Although January feedlot placements were higher than anticipated, calf buyers will likely remain aggressive competing for snugger supplies of grass cattle.

Wes Ishmael

February 21, 2014

4 Min Read
Tight Supplies Drive Calf and Feeder Prices Onward

The weather allowed significantly more calf and feeder cattle volume to trade at auction this week and buyers were ready. All weights and classes of feeder cattle and calves traded $1-$5/cwt. higher.

“The full advance was most evident on the middle-weight cattle (500-800 lbs.),” explained analysts with the Agricultural Marketing Service (AMS) Friday. “Competition has increased on these cattle and grass interests are becoming more prevalent as winter’s tight grip is starting to ease near the major grazing areas.”

Friday’s Cattle on Feed report underscored the current pull-forward environment with significantly more placements in January than anticipated. Placements (2.03 million head) in January were 9% more than the previous year, compared to an average estimate ahead of the report of 2.6% more.

Heavier placements made for a total cattle-on-feed inventory February 1 of 10.8 million head. Though 3% less than a year earlier, the inventory was higher than the pre-report estimate of a 5.2% decline, according to estimates from John Otte, Penton market analyst. He adds that makes 17 consecutive months with fewer cattle on feed than the same month a year earlier.

Marketings in January (1.79 million head) were 5% less than a year earlier, compared to an average estimate of 4.6% more ahead of the report.

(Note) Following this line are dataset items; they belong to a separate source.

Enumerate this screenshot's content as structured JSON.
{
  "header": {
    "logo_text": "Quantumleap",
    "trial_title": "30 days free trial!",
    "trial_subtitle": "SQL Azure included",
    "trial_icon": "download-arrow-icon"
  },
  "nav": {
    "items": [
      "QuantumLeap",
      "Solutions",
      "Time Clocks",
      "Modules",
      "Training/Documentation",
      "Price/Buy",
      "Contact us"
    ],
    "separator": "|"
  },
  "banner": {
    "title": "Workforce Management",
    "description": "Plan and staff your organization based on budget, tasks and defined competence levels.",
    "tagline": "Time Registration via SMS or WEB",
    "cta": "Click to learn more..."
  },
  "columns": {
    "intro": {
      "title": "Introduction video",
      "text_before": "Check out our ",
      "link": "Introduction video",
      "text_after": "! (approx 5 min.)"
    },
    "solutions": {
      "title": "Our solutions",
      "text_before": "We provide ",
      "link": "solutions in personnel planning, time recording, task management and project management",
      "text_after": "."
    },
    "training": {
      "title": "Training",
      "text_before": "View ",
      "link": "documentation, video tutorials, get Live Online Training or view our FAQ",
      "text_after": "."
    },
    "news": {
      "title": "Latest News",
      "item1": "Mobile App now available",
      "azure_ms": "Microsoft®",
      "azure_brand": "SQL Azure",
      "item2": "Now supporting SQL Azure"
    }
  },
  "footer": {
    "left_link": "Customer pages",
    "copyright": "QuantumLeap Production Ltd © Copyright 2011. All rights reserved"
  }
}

“Normally, the bearish placement figure would send feeder cattle prices lower the following week,” AMS analysts say. “But, the industry is fully aware of tight supplies and the thought that our calf sales are up 9% percent for the year (year-to-date nationwide auction receipts are also up 9%) could cause stocker buyers to push the envelope even farther from fear of scarce availability this spring.”

Except for 15¢ lower in Apr, Feeder Cattle futures closed an average of 51¢ higher week-to-week; an average of  $1.06 higher in the back two contracts.

After two weeks of sluggish cash fed cattle trade—packers slowing chain speeds to ratchet up wholesale values but wanting to buy fed cattle for less money—the pace quickened Friday with prices $2-$3 higher on a live basis in the Southern Plains at $144-$145/cwt. Live prices in Nebraska and the western Corn Belt were $2-$3 higher at $144-$145. Dressed sales there sold $5-$6 higher at $230-$231/cwt. According to voluntary sources in Colorado Friday afternoon, slow trade and light demand were yielding live prices $4 higher at $147.

“Feedlots are fairly current with their marketings as many cattle got pulled forward while prices were setting records in January, which also bodes well for feeders. Additionally, the market is in a time period when fed cattle weights are seasonally declining due to lower rates of gain during winter months,” explains University of Tennessee agricultural economist, Andrew P. Griffith, in his weekly market comments. “With marketings being current and cattle being lighter, feeders are positioned to feed cattle a little longer and play cat and mouse with packers.”

Other than $1.95 higher in spot Feb week-to-week, Live Cattle futures closed mostly narrowly mixed, from an average of 39¢ higher (15¢-70¢ higher) to an average of 11¢ lower.

It helped that wholesale prices seem to have found solid footing after the post-spike price adjustment (see Wholesale Prices Stabilize).

“The modest gains (wholesale value) this week will help improve those margins, but it is likely packers will continue to limit beef production to support cutout prices,” Griffith says. “The market is quickly approaching grilling season which generally means higher prices. However, prices may be slower to escalate with Easter arriving later on the calendar. There may also be some concern of pricing some consumers out of the market as grilling season approaches with the retail price of beef setting records. This is a possibility, but there is no denying consumers have a taste for beef over other meat proteins. The result may largely be consumers trading down from steak cuts to more ground product.”